Fischer promovierte 1824 an der Universität von Pavia (Lombardo-Venetianisches Königreich, bis 1859 habsburgisch) zum Doktor der Jurisprudenz. Kurz darauf ließ er sich in Salzburg nieder und war hier von 1828 bis 1849 als k. k. Hof- und Gerichtsadvokat tätig. Als kunstinteressierter Mensch war er 1844 maßgeblich an der Gründung des Salzburger Kunstvereins beteiligt und machte sich auch um die Rettung der Bestände des Salzburger Museums vor der geplanten Abwanderung nach Linz verdient.

Am 31. Dezember 1847 stellte er ein Gesuch um Verleihung des Bürgerrechts der Stadt Salzburg, das jedoch aufgrund einer sich gerade in Gang befindlichen Neuregelung der Bürgerrechtsstatuten nicht erledigt wurde. Kurz darauf sollte er 1848 als Deputierter der Stadt zum Reichstag nach Wien entsandt werden um Kaiser Franz Joseph I. die Forderungen Salzburgs zu überbringen.

Da Fischer das Bürgerrecht der Stadt nicht besaß, entstanden Bedenken hinsichtlich seiner Wählbarkeit. Auf Vorschlag des Rats Martin von Reichl, der im Salzburger Gemeinderat allgemeinen Anklang fand, wurde Fischer am 18. März 1848 zum Ehrenbürger der Stadt Salzburg ernannt, was ihn ebenfalls wählbar machen sollte. Da sich kurz darauf bei den politisch Verantwortlichen aber doch die Meinung durchsetzte, dass Fischer die „Vertretung der Stadt in Wien zugleich in der Eigenschaft als Bürger leisten sollte“ wurde ihm das Bürgerrecht der Stadt am 24. März 1848 taxfrei verliehen, womit er, rechtlich abgesichert, endgültig als Vertreter Salzburgs zum Reichstag entsandt werden konnte.

Seiner Ernennung zum Ministerialrat folgte von 1849 bis 1851 die Funktion als k. k. Statthalter des Herzogtums Österreich ob der Enns. In dieser Position hatte Fischer wesentlichen Anteil an der 1849 beschlossenen und 1850 erfolgten Erhebung des Herzogtums Salzburg zum eigenständigen Kronland und der damit einhergehenden Wiedererlangung der provinzialen Selbstständigkeit des Landes, das bis dahin verwaltungsmäßig dem Erzherzogtum Österreich ob der Enns angegliedert war.

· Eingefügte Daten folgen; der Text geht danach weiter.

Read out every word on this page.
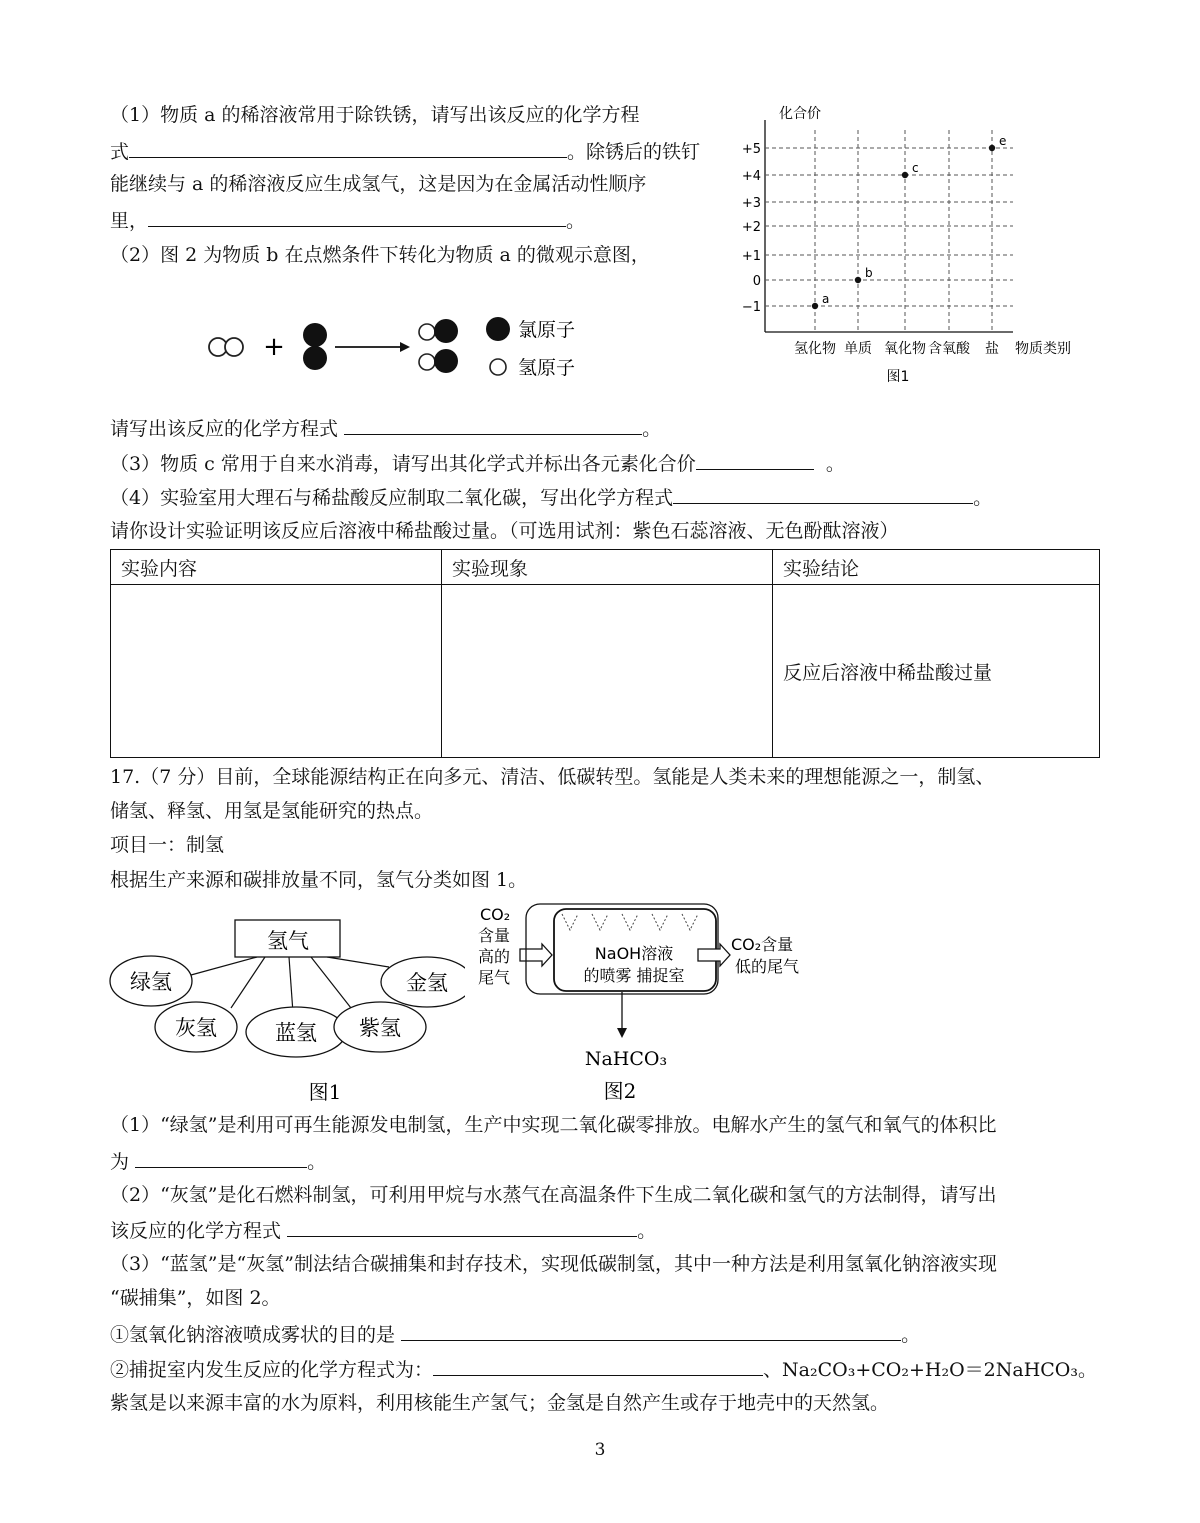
（1）物质 a 的稀溶液常用于除铁锈，请写出该反应的化学方程
式	。除锈后的铁钉
能继续与 a 的稀溶液反应生成氢气，这是因为在金属活动性顺序
里，	。
（2）图 2 为物质 b 在点燃条件下转化为物质 a 的微观示意图，
+
氯原子
氢原子
化合价
+5
+4
+3
+2
+1
0
−1
氢化物 单质 氧化物 含氧酸 盐
a
b
c
e
物质类别
图1
请写出该反应的化学方程式	。
（3）物质 c 常用于自来水消毒，请写出其化学式并标出各元素化合价	。
（4）实验室用大理石与稀盐酸反应制取二氧化碳，写出化学方程式	。
请你设计实验证明该反应后溶液中稀盐酸过量。（可选用试剂：紫色石蕊溶液、无色酚酞溶液）
实验内容	实验现象	实验结论
		反应后溶液中稀盐酸过量
17.（7 分）目前，全球能源结构正在向多元、清洁、低碳转型。氢能是人类未来的理想能源之一，制氢、
储氢、释氢、用氢是氢能研究的热点。
项目一：制氢
根据生产来源和碳排放量不同，氢气分类如图 1。
氢气
绿氢
灰氢	蓝氢 紫氢
金氢
图1
CO₂
含量
高的
尾气
NaOH溶液
的喷雾 捕捉室
CO₂含量
低的尾气
NaHCO₃
图2
（1）“绿氢”是利用可再生能源发电制氢，生产中实现二氧化碳零排放。电解水产生的氢气和氧气的体积比
为	。
（2）“灰氢”是化石燃料制氢，可利用甲烷与水蒸气在高温条件下生成二氧化碳和氢气的方法制得，请写出
该反应的化学方程式	。
（3）“蓝氢”是“灰氢”制法结合碳捕集和封存技术，实现低碳制氢，其中一种方法是利用氢氧化钠溶液实现
“碳捕集”，如图 2。
①氢氧化钠溶液喷成雾状的目的是	。
②捕捉室内发生反应的化学方程式为：	、Na₂CO₃+CO₂+H₂O＝2NaHCO₃。
紫氢是以来源丰富的水为原料，利用核能生产氢气；金氢是自然产生或存于地壳中的天然氢。
3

Trotz diesem für Salzburg so wichtigen Erfolges hatte er persönlich auch mehrere politische Enttäuschungen zu verkraften, die ihn 1853 veranlassten, aus dem Staatsdienst auszuscheiden und sich in der Tiroler Landeshauptstadt Innsbruck niederzulassen, wo er 1883 verstarb.

Werke

  • Fischer, Alois: Aus meinem Amtsleben. Augsburg 1860.

Literatur

  • Helfert, Joseph Alexander von: Aloys Fischer, Lebens- und Charakterbild mit einem Anhange seiner Aufsätze und Aufzeichnungen. Innsbruck 1885.